It's the perfect combination: the beauty of the north woods that encompass the Whitefish Chain, and the technology in our pockets that we all love so well. Geocaching uses the GPS on a smartphone (or a handheld GPS) to help treasure hunters find hidden containers.
Once you start looking for them, you'll find that geocaching containers (which can be in a variety of shapes and sizes) are everywhere. The Paul Bunyan Trail, which runs along Highway 371, has more than 100 geocaches on its length. More than 180 geocaches are within 10 miles of Crosslake, and 233 within 10 miles of Pequot Lakes!
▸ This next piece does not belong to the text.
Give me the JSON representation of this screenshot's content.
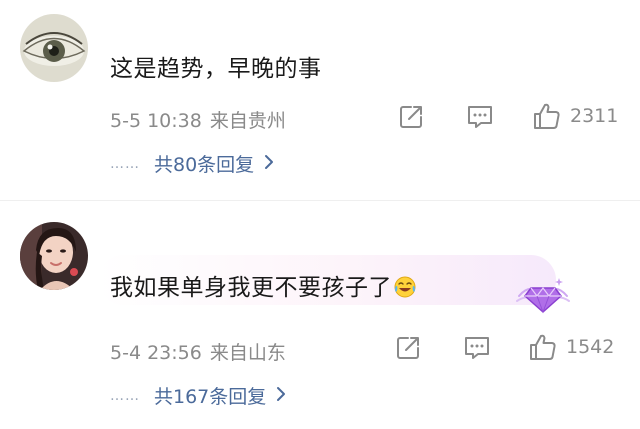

So, how do you geocache? First, visit geocaching.com or download the Geocaching app on the apple or android app store (the app is free). Create an account and then do a search for the geocaches in Crosslake, Pequot Lakes or Pine River. You'll find the coordinates of the geocache and, sometimes, a hint. Use the app, map the coordinates on Google maps, or use a GPS to find your way to the coordinates. Once you're within 20-30 feet, put your phone or GPS in your pocket and start searching!
Geocaches could be anywhere- hanging in a tree, under a rock, stuck to a bench or inside a dead log. The only thing you know for sure is that geocaches will not be buried- though they could be under some dead leaves or sticks.
Geocaches usually have a logbook inside for you to sign once you find them, so bring a pen! Some of them will also include trinkets inside that you can trade for something of your own. Remember to always trade equal or up! When you're done, put the geocache back where you found it and start looking for another!
While geocaching is a nation-wide and perhaps even global activity, every cache is unique. Some are even multi-step puzzles. Take this cache for example- it's in the water of the Whitefish chain! Follow coordinates on golden rocks in Big Trout Lake (you might want to bring a scrub brush to remove the algae) to find the hidden, underwater cache! Another cache near the Pine River Dam in the city of Pine River requires you to learn a little history- and do some simple math- to find the cache.
There are also two caches on separate islands on Clamshell Lake. This one might be a good one to find by kayak, or perhaps you'll use a canoe to find this one further to the east. There are also caches in the Corps of Engineers Cross Lake Recreation Area, Historic Log Village, Big Trout Lake Landing, another on the shore of Lower Hay, and many, many more!
All it takes to geocache is a smartphone or GPS and a sense of adventure. Have fun exploring the lakes and woods!